My birth name is R. Leon Mathews but I was given a spiritual name by a priestess during a Kwanzaa naming ceremony. She crafted the ancient Egyptian name, Askari Ali, meaning "exalted warrior, destined to rule" which I finally feel I am living up to presently. In Arabic, askari means police or indigenous people who have been recruited into the occupying power's military to fight their own people. Talk about the perversion of words!
Currently, I work as a freelance website designer, marketing consultant and event planner. I am shifting back into civic activism in a more evolved and conscious manner than previously when I worked in the fields of HIV prevention/outreach, employment & training, and other areas in nonprofit management.
These days, I am compelled to express myself creatively and spiritually in a number of ways such as writing, fashion design, tarot reading, transcendental meditation, and speaking out on important issues that keep humanity from reaching its potential. In 2007, I had to drop out of the "rat race" entirely because I got tired of being used and abused by the corporate structure and having to look at the asses of all the rats in front of me. At the time, I fond myself unable to get the simplest of jobs was driving me crazy. Having previously made good money in the nonprofit industry was a blessing but the "politics" always got in the way of me progressing and/or helping people in effective, efficient ways. Still, I knew I wouldn't be happy until I was working for myself because I know best how to apply my talents in helping others.
Unfortunately, my mind was still stuck in the social conditioning that I needed to maintain certain non-essential possessions, appearances and financial security even if it meant doing work that far from utilized my talents. When I finally quieted the constant societal buzz, I was able to look at things from a common sense perspective and saw that I really had not been charting my own destiny at all.

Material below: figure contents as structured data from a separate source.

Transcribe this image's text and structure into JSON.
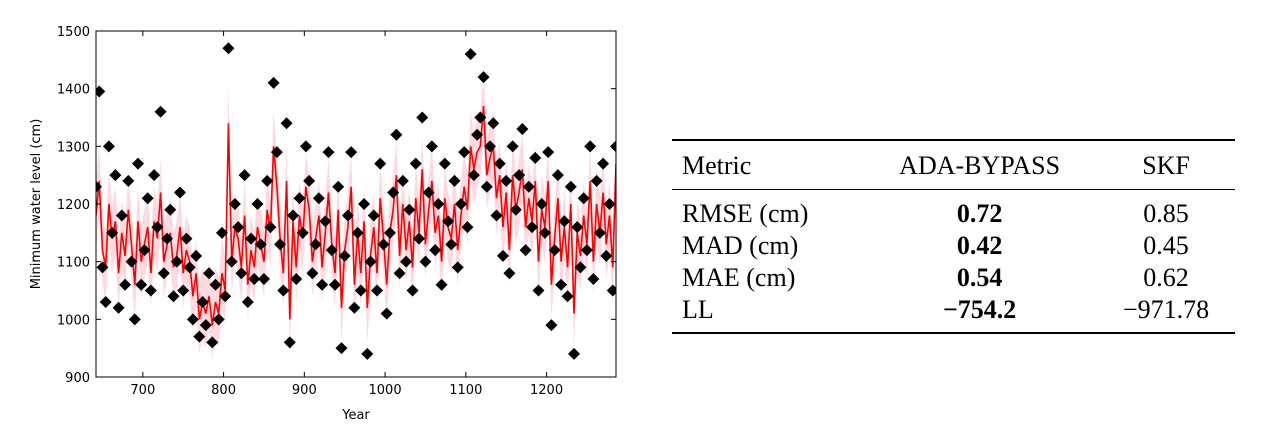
{
  "chart_data": {
    "type": "scatter",
    "xlabel": "Year",
    "ylabel": "Minimum water level (cm)",
    "xlim": [
      642,
      1286
    ],
    "ylim": [
      900,
      1500
    ],
    "xticks": [
      700,
      800,
      900,
      1000,
      1100,
      1200
    ],
    "yticks": [
      900,
      1000,
      1100,
      1200,
      1300,
      1400,
      1500
    ],
    "grid": false,
    "colors": {
      "observed": "#000000",
      "estimate": "#ff0000",
      "band": "#ffc0cb"
    },
    "x": [
      642,
      646,
      650,
      654,
      658,
      662,
      666,
      670,
      674,
      678,
      682,
      686,
      690,
      694,
      698,
      702,
      706,
      710,
      714,
      718,
      722,
      726,
      730,
      734,
      738,
      742,
      746,
      750,
      754,
      758,
      762,
      766,
      770,
      774,
      778,
      782,
      786,
      790,
      794,
      798,
      802,
      806,
      810,
      814,
      818,
      822,
      826,
      830,
      834,
      838,
      842,
      846,
      850,
      854,
      858,
      862,
      866,
      870,
      874,
      878,
      882,
      886,
      890,
      894,
      898,
      902,
      906,
      910,
      914,
      918,
      922,
      926,
      930,
      934,
      938,
      942,
      946,
      950,
      954,
      958,
      962,
      966,
      970,
      974,
      978,
      982,
      986,
      990,
      994,
      998,
      1002,
      1006,
      1010,
      1014,
      1018,
      1022,
      1026,
      1030,
      1034,
      1038,
      1042,
      1046,
      1050,
      1054,
      1058,
      1062,
      1066,
      1070,
      1074,
      1078,
      1082,
      1086,
      1090,
      1094,
      1098,
      1102,
      1106,
      1110,
      1114,
      1118,
      1122,
      1126,
      1130,
      1134,
      1138,
      1142,
      1146,
      1150,
      1154,
      1158,
      1162,
      1166,
      1170,
      1174,
      1178,
      1182,
      1186,
      1190,
      1194,
      1198,
      1202,
      1206,
      1210,
      1214,
      1218,
      1222,
      1226,
      1230,
      1234,
      1238,
      1242,
      1246,
      1250,
      1254,
      1258,
      1262,
      1266,
      1270,
      1274,
      1278,
      1282,
      1286
    ],
    "observed": [
      1230,
      1395,
      1090,
      1030,
      1300,
      1150,
      1250,
      1020,
      1180,
      1060,
      1240,
      1100,
      1000,
      1270,
      1060,
      1120,
      1210,
      1050,
      1250,
      1160,
      1360,
      1080,
      1140,
      1190,
      1040,
      1100,
      1220,
      1050,
      1140,
      1090,
      1000,
      1110,
      970,
      1030,
      990,
      1080,
      960,
      1060,
      1000,
      1150,
      1040,
      1470,
      1100,
      1200,
      1160,
      1080,
      1250,
      1030,
      1140,
      1070,
      1200,
      1130,
      1070,
      1240,
      1160,
      1410,
      1290,
      1130,
      1050,
      1340,
      960,
      1180,
      1070,
      1210,
      1150,
      1300,
      1240,
      1080,
      1130,
      1210,
      1060,
      1170,
      1290,
      1120,
      1060,
      1230,
      950,
      1110,
      1180,
      1290,
      1020,
      1150,
      1050,
      1200,
      940,
      1100,
      1180,
      1050,
      1270,
      1130,
      1010,
      1150,
      1220,
      1320,
      1080,
      1240,
      1100,
      1190,
      1050,
      1270,
      1140,
      1350,
      1100,
      1220,
      1300,
      1120,
      1200,
      1060,
      1270,
      1170,
      1130,
      1240,
      1090,
      1200,
      1290,
      1160,
      1460,
      1250,
      1320,
      1350,
      1420,
      1230,
      1300,
      1340,
      1180,
      1270,
      1110,
      1240,
      1080,
      1300,
      1190,
      1250,
      1330,
      1120,
      1230,
      1160,
      1280,
      1050,
      1200,
      1150,
      1290,
      990,
      1120,
      1250,
      1060,
      1170,
      1040,
      1230,
      940,
      1160,
      1090,
      1210,
      1120,
      1300,
      1070,
      1240,
      1150,
      1270,
      1110,
      1200,
      1050,
      1300
    ],
    "estimate": [
      1180,
      1240,
      1120,
      1090,
      1200,
      1140,
      1170,
      1080,
      1150,
      1110,
      1190,
      1130,
      1060,
      1170,
      1100,
      1130,
      1160,
      1080,
      1170,
      1140,
      1220,
      1100,
      1130,
      1150,
      1090,
      1110,
      1160,
      1080,
      1120,
      1100,
      1040,
      1080,
      1000,
      1030,
      1010,
      1040,
      990,
      1030,
      1010,
      1080,
      1050,
      1340,
      1100,
      1160,
      1140,
      1090,
      1180,
      1060,
      1120,
      1090,
      1160,
      1130,
      1100,
      1190,
      1150,
      1300,
      1230,
      1140,
      1080,
      1240,
      1000,
      1170,
      1090,
      1180,
      1140,
      1230,
      1190,
      1100,
      1140,
      1180,
      1090,
      1150,
      1220,
      1130,
      1080,
      1190,
      1020,
      1120,
      1160,
      1230,
      1060,
      1150,
      1080,
      1170,
      1020,
      1110,
      1160,
      1080,
      1210,
      1140,
      1060,
      1150,
      1190,
      1250,
      1110,
      1200,
      1120,
      1170,
      1090,
      1210,
      1150,
      1260,
      1130,
      1190,
      1240,
      1150,
      1180,
      1100,
      1210,
      1160,
      1140,
      1200,
      1120,
      1180,
      1230,
      1190,
      1300,
      1260,
      1290,
      1300,
      1370,
      1250,
      1280,
      1300,
      1210,
      1250,
      1160,
      1220,
      1120,
      1250,
      1190,
      1220,
      1260,
      1160,
      1210,
      1170,
      1240,
      1100,
      1190,
      1160,
      1240,
      1060,
      1140,
      1210,
      1100,
      1160,
      1090,
      1200,
      1010,
      1150,
      1110,
      1180,
      1130,
      1240,
      1100,
      1200,
      1150,
      1220,
      1130,
      1180,
      1090,
      1270
    ],
    "band_halfwidth": 60
  },
  "table": {
    "headers": [
      "Metric",
      "ADA-BYPASS",
      "SKF"
    ],
    "rows": [
      {
        "metric": "RMSE (cm)",
        "ada": "0.72",
        "skf": "0.85"
      },
      {
        "metric": "MAD (cm)",
        "ada": "0.42",
        "skf": "0.45"
      },
      {
        "metric": "MAE (cm)",
        "ada": "0.54",
        "skf": "0.62"
      },
      {
        "metric": "LL",
        "ada": "−754.2",
        "skf": "−971.78"
      }
    ]
  }
}
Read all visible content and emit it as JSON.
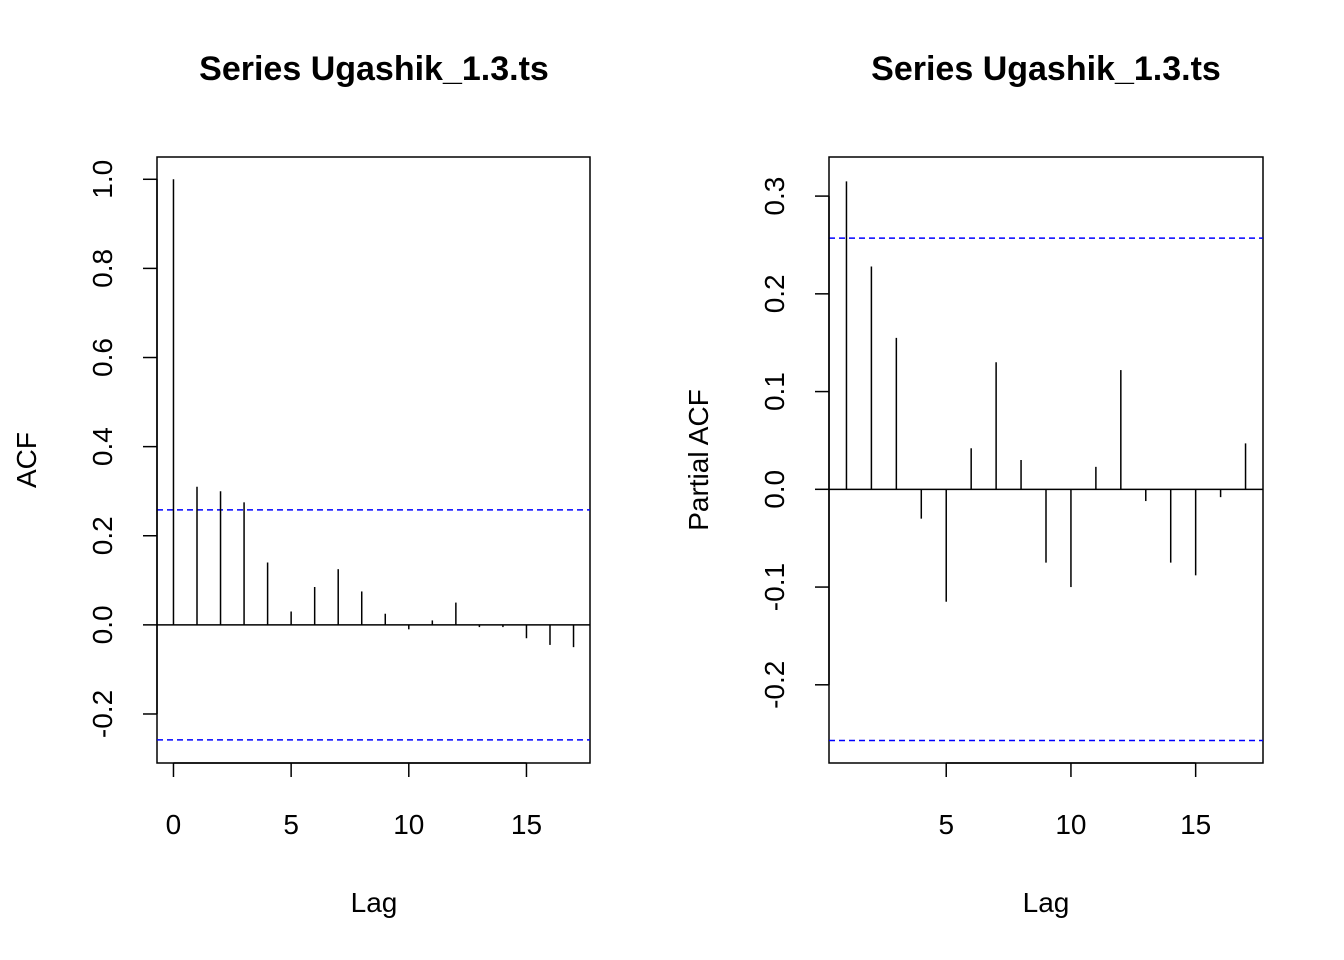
{
  "chart_data": [
    {
      "type": "bar",
      "title": "Series  Ugashik_1.3.ts",
      "xlabel": "Lag",
      "ylabel": "ACF",
      "xlim": [
        -0.7,
        17.7
      ],
      "ylim": [
        -0.31,
        1.05
      ],
      "xticks": [
        0,
        5,
        10,
        15
      ],
      "xtick_labels": [
        "0",
        "5",
        "10",
        "15"
      ],
      "yticks": [
        -0.2,
        0.0,
        0.2,
        0.4,
        0.6,
        0.8,
        1.0
      ],
      "ytick_labels": [
        "-0.2",
        "0.0",
        "0.2",
        "0.4",
        "0.6",
        "0.8",
        "1.0"
      ],
      "lags": [
        0,
        1,
        2,
        3,
        4,
        5,
        6,
        7,
        8,
        9,
        10,
        11,
        12,
        13,
        14,
        15,
        16,
        17
      ],
      "values": [
        1.0,
        0.31,
        0.3,
        0.275,
        0.14,
        0.03,
        0.085,
        0.125,
        0.075,
        0.025,
        -0.01,
        0.01,
        0.05,
        -0.005,
        -0.005,
        -0.03,
        -0.045,
        -0.05
      ],
      "confidence_bounds": [
        0.258,
        -0.258
      ],
      "bound_color": "#0000ff",
      "grid": false
    },
    {
      "type": "bar",
      "title": "Series  Ugashik_1.3.ts",
      "xlabel": "Lag",
      "ylabel": "Partial ACF",
      "xlim": [
        0.3,
        17.7
      ],
      "ylim": [
        -0.28,
        0.34
      ],
      "xticks": [
        5,
        10,
        15
      ],
      "xtick_labels": [
        "5",
        "10",
        "15"
      ],
      "yticks": [
        -0.2,
        -0.1,
        0.0,
        0.1,
        0.2,
        0.3
      ],
      "ytick_labels": [
        "-0.2",
        "-0.1",
        "0.0",
        "0.1",
        "0.2",
        "0.3"
      ],
      "lags": [
        1,
        2,
        3,
        4,
        5,
        6,
        7,
        8,
        9,
        10,
        11,
        12,
        13,
        14,
        15,
        16,
        17
      ],
      "values": [
        0.315,
        0.228,
        0.155,
        -0.03,
        -0.115,
        0.042,
        0.13,
        0.03,
        -0.075,
        -0.1,
        0.023,
        0.122,
        -0.012,
        -0.075,
        -0.088,
        -0.008,
        0.047
      ],
      "confidence_bounds": [
        0.257,
        -0.257
      ],
      "bound_color": "#0000ff",
      "grid": false
    }
  ]
}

I questioned all my beliefs and sorted out which ones were authentically mine and which ones were "accepted" as a result of me not questioning tradition and social norms. When it all came out in the wash, I felt like a society outsider. I have never been much of a money-minded person. I understood what it could provide in terms of material comfort but never felt the NEED to be rich. During my self-imposed exile, I came to the realization that there has never been a time in humanity where our collective focus was the preservation and betterment of life through cooperation. This is an ideal that I am devoted to making a reality.